In the late 1990s, Chas and Sullivan constructed a graded product on the homology of the free loop space of a closed oriented smooth manifold that induces a graded Lie bracket on the homology of its non-parametrized loops. The construction is beautiful and simple: At each point of intersection of two closed oriented curves on a smooth oriented manifold, Chas and Sullivan considered the closed curve given by going around the first curve and then going around the second. This gluing process induces a loop product on the homology of the loop manifold. The construction of the graded Lie bracket involves the evaluation of loops at zero and then pulling back along a tubular neighborhood of the diagonal to obtain a normal bundle and then applies a collapse map.
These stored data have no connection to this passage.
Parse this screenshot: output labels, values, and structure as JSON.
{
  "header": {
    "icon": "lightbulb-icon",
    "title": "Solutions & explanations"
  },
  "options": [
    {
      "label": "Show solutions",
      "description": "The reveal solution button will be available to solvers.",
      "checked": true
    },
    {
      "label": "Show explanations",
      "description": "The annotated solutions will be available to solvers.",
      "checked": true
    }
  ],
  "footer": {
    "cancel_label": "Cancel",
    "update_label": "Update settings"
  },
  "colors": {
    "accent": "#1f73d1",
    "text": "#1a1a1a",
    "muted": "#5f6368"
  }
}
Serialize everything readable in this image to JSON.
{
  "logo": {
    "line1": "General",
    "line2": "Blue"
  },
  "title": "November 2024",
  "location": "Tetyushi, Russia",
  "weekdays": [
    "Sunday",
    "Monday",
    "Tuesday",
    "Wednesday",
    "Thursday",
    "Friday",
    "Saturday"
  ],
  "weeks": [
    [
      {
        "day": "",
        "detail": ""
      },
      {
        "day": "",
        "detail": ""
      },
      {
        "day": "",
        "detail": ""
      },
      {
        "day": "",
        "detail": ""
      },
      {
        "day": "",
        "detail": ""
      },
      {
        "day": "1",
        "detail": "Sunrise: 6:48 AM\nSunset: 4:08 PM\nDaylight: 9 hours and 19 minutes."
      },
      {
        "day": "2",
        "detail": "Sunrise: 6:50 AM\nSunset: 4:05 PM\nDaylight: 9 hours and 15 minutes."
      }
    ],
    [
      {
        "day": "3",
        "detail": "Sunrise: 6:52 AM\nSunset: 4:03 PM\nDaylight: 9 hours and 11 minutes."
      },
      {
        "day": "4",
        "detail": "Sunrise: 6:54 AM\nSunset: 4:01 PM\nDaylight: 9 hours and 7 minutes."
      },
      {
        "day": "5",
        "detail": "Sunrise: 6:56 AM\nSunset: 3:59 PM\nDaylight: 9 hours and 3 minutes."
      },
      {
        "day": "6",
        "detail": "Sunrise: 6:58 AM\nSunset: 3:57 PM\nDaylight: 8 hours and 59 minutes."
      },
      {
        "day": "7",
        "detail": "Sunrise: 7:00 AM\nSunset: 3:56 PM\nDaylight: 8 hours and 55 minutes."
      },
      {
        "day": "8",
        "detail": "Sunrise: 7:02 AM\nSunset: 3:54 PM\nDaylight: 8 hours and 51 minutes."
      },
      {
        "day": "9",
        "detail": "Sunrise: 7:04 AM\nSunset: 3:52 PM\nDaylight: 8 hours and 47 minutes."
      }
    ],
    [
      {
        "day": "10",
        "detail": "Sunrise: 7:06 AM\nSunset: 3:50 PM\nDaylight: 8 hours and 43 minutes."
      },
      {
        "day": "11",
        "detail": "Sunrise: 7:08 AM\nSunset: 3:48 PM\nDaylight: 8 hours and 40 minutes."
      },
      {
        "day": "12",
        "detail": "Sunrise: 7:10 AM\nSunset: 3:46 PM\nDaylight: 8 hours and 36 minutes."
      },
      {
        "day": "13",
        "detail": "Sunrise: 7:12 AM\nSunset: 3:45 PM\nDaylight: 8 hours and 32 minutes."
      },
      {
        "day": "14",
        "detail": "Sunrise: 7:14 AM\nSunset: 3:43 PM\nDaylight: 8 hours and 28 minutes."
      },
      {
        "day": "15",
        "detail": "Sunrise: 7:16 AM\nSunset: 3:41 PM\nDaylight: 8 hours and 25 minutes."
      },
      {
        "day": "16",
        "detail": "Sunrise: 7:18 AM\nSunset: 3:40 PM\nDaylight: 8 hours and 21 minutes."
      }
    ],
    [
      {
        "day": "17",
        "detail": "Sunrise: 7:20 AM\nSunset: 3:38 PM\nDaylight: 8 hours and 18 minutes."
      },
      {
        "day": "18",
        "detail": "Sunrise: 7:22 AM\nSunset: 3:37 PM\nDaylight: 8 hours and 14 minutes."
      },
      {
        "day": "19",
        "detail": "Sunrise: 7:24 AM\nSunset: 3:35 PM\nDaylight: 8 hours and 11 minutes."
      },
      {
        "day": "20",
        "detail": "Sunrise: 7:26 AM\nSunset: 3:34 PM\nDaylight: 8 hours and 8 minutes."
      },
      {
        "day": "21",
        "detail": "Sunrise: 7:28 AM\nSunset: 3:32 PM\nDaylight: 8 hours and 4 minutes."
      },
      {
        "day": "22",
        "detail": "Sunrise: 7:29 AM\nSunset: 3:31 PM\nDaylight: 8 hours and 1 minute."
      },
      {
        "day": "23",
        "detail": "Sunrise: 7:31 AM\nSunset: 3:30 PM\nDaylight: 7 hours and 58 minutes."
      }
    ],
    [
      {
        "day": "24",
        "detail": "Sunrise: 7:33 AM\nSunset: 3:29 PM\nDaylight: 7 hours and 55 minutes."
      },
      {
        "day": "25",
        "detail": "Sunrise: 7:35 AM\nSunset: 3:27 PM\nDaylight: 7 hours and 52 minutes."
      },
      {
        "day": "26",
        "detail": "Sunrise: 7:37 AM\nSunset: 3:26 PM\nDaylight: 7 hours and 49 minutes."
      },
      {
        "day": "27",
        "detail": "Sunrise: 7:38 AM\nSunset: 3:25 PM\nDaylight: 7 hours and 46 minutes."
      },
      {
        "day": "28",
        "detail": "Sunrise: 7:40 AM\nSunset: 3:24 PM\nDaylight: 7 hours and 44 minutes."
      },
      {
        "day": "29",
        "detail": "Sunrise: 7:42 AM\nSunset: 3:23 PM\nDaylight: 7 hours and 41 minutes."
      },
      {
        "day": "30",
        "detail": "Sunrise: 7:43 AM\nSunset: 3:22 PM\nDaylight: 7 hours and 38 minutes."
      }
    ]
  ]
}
The homology of the free loop space has several natural structures, e.g., it is a Frobenius algebra. All of these, and more, were captured in the suggestive term used by Chas and Sullivan to describe this construction, string topology. The fertility of these ideas has also influenced adjacent areas, such as algebraic and differential geometry. Here, many of the geometric objects do not have a structure of a smooth manifold, but it would be desirable to have an analogue of string topology in this realm.
This brings us to the monograph under review, which is actually a long research paper. Its main goal is to establish a general framework and machinery for string topology on differentiable stacks. Differentiable stacks are not that far from manifolds; for example, quotients of actions of Lie groups on manifolds, orbifolds, and classifying spaces of compact Lie groups are all included.
This generalization is not straightforward, and the authors have to borrow some ideas from Fulton-McPherson to construct the Gysin map and be able to compute it in some crucial examples. The formalism introduced by the authors allows them to obtain, for example, the Frobenius algebra structure of the homology of the free loop stack of an oriented stack and extend it into a homological conformal field theory. They are also able to treat the case of the homology of hidden loops and relate this to the homology of the free loop stack. As pointed out by the authors, some of these topics were independently studied by other authors.